Menurutnya istilah SP3 terhadap kasus kliennya mengesankan bahwa status hukum Sukmawati sama dengan Rizieq yang sudah ditetapkan tersangka sebelum akhirnya kepolisian menerbitkan SP3.
"SP3 itu mengesankan bahwa status Ibu Sukma itu sama dengan Rizieq Shihab, sama-sama tersangka yang penyidikannya dihentikan. Jelas ini merugikan Ibu Sukma dan penegakan hukum yang jadi kacau dengan penyebutan istilah-istilah itu," kata Petrus.
Petrus juga menambahkan, kepolisian yang mempublikasikan penghentian penyelidikan dalam kasus kliennya dan menerbitkan SP3 kasus Rizieq menimbulkan wacana yang beredar soal barter atau kompromi antara pihak Sukmawati yang pernah melaporkan Rizieq karena diduga menodai Pancasila beberap waktu lalu di Jawa Barat.
"Nah tetapi kenapa ini harus diekspose, dipublikasikan dengan waktu yang hampir bersamaan dengan SP3 Rizieq, kesan publik itu ini ada barter, ini ada kompromi. Ini yang kita tidak mau," kata Petrus.

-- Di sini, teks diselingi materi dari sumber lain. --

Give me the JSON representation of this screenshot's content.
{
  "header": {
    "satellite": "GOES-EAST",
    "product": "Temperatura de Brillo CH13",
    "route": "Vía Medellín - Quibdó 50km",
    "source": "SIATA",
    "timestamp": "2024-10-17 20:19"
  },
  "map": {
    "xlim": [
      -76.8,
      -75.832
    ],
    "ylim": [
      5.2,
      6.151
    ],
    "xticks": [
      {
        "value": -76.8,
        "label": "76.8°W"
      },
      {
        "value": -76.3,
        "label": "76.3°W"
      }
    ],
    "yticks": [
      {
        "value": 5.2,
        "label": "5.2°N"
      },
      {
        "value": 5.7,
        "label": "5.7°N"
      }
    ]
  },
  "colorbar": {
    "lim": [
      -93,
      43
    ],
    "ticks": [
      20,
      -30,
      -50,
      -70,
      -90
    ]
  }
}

Menurut kliennya, meski pernah ada pihak-pihak tertentu yang menawari dirinya untuk barter atau berkompromi terkait dua kasus tersebut dalam rentang waktu antara dugaan kasus penodaan lambang negara oleh Rizieq dihentikan dan demonstrasi di Bareskrim Polri untuk mendesak pengungkapan dugaan kasus penodaan agama Sukmawati, kliennya itu langsung menolak.
"Karena kemarin saja waktu SP3 laporan Ibu Sukma di Jawa Barat tentang dugaan penodaan lambang negara dihentikan, kemudian muncul kasus Puisi Ibu Indonesia yang diramaikan demo di Bareskrim, pada saat yang bersamaan ada utusan yang datang meminta kepada Ibu Sukma, bagaimana ini barter? Ibu Sukma langsung menolak," kata Petrus.
Petrus enggan menyebutkan siapa yang dimaksud dengan pihak tertentu tersebut karena menurutnya tidak etis.
Meski begitu, Petrus mengungkapkan terimakasih kepada kepolisian yang telah menghentikan penyelidikan kasus dugaan penodaan agama kliennya.
Terkait SP3 untuk dua kasus Rizieq, Petrus mengatakan bahwa pihaknya tidak bisa menyalahkan Rizieq karena memang hal tersebut merupakan haknya.
"Kita tidak bisa salahkan Rizieq soal ini karena itu memang haknya dia, dia punya hak untuk mendapatkan SP3, dia menempuh upaya normal, bahkan juga mungkin kalau tidak dikasih dia bisa ajukan pra peradilan. Itu hak dia, dan itu normatif. Dia tidak salah," kata Petrus.